JAIME D’ALESSANDRO
Sarà elettrica e a guida autonoma Parla il capo del team Airbus
«LO SO, sembra fantascienza. Ma lo stiamo facendo davvero: entro la
fine di quest’anno avvieremo i primi test». Zach Lovering, trentadue anni, lo
racconta con una certa pacatezza. Eppure, coordinando altri cinquanta persone a
Santa Clara (California), sta costruendo un taxi elettrico a guida
completamente autonoma. Volante però. Nome del progetto: Vahana. Veicolo divino
per gli induisti che nel sud della Silicon Valley sta prendendo forma e si
prepara a spiccare il volo in una manciata di mesi. «Lo si potrà richiamare via
app come fosse un taxi qualsiasi. Una volta allacciate le cinture, si imposterà
la destinazione e si darà il via al decollo. Al resto ci penserà il
Vahana», racconta.
Se non ci fosse la Airbus di mezzo, il sogno di Lovering verrebbe
archiviato come l’ennesima stramberia da startup visionaria. E invece il
colosso europeo dell’aviazione sembra fare sul serio. Così sostiene il suo
amministratore delegato, il tedesco Tom Enders, che parla già di “mobilità
urbana aerea”. Ci crede a tal punto da aver creato una divisione, la A3,
chiamando figure come Rodin Lyasoff uscito fuori dal Mit dove ha passato oltre
due anni a scrivere algoritmi per elicotteri acrobatici a guida autonoma o lo
stesso Zach Lovering, portato via alla Zee.Aero di Larry Page, il cofondatore
di Google, che ha un progetto identico in fase di sviluppo. Nel giro di dieci
anni il sessanta per cento della popolazione vivrà in città e megalopoli come
Tokyo, Pechino, San Paolo o New York. Non serve la sfera di cristallo per
sapere che la mobilità urbana è e sarà sempre più un business miliardario. Le
predizioni apocalittiche non mancano: il Centre for Economics and Business
Research calcola ad esempio che i londinesi nel 2030 perderanno nel traffico
l’equivalente di 35 giorni lavorativi l’anno. E la musica sarà la stessa anche
altrove.
«Cento anni fa il trasporto cittadino ha iniziato a viaggiare sotto terra,
ora abbiamo le tecnologie per farlo viaggiare sopra la terra», ha
sostenuto Enders poche settimane fa. Già ad agosto la sua Airbus aveva annunciato
di voler progettare dei taxi arei, ma nessuno credeva avessero stabilito tempi
così stretti per lo sviluppo dei primi modelli. Si vede che l’euforia data
dalle commesse per 731 nuovi aeroplani, per un totale di 104 miliardi di
dollari, ha spinto la compagnia europea ad anticipare il futuro e a costruirlo
nel presente.
«È meno complesso di quel che appare », racconta Zach Lovering.

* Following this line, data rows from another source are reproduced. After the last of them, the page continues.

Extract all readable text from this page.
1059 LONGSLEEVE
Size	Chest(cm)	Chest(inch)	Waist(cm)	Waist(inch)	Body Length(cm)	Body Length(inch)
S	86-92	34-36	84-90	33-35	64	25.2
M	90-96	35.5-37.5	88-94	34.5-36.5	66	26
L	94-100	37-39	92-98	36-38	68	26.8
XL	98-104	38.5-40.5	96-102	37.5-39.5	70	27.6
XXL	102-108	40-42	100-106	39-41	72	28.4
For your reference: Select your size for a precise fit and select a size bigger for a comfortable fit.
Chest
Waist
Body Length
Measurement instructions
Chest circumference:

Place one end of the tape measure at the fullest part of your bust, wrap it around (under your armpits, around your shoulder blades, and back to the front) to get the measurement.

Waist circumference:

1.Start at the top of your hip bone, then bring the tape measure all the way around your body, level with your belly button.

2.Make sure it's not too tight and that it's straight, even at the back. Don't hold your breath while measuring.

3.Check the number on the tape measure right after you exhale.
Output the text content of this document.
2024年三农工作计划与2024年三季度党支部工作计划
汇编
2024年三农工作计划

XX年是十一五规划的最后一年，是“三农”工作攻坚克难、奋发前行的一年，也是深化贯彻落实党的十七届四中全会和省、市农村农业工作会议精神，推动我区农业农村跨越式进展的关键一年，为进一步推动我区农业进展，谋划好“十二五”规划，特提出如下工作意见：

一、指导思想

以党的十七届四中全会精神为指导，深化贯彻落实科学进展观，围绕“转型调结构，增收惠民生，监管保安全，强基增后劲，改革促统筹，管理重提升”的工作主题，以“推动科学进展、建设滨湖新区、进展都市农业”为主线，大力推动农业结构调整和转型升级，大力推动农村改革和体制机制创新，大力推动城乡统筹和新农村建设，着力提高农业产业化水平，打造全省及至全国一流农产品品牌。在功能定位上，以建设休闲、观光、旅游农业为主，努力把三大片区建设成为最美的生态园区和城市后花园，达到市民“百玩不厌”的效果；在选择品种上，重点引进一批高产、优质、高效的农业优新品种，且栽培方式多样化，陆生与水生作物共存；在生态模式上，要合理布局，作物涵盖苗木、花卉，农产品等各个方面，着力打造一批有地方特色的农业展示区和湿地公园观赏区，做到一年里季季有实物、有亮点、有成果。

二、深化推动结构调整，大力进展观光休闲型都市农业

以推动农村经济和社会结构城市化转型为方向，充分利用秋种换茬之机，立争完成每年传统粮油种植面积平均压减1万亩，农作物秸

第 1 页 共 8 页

«L’intelligenza artificiale di una vettura a guida autonoma deve tenere conto
di una infinità di variabili. In volo gli ostacoli sono molti meno. Stiamo
pensando ad un sistema di corridoi aerei sopra le città con zone di decollo e
atterraggio in punti strategici come gli aeroporti, le stazioni, il centro
città». E “vertiporti”, come li chiamano loro, piazzati sui grattacieli. Per
vedere Los Angeles in versione Blade Runner «serviranno ancora dieci
anni», sostiene Lovering. Ma intanto si compie il primo passo. Oltre alla A3 e
alla Zee.Aero, in America c’è la Terrafugia e la Moller, in Slovacchia la
AeroMobil e in Giappone la Cart!vator che vuole arrivare alla produzione per le
Olimpiadi del 2020 di Tokyo. Mentre in Israele la Urban Aeronautics ha
sviluppato droni per il trasporto di passeggeri.
«Ci sembra tutto molto futuribile», commentano alla Direzione generale per
i trasporti della Commissione europea. «Ma certo, sappiamo bene che è
necessario regolare lo spazio aereo urbano per gestire il flusso di mezzi
volanti come i droni». Non avevano considerato che quel flusso domani potrebbe
esser fatto anche dai taxi di Lovering.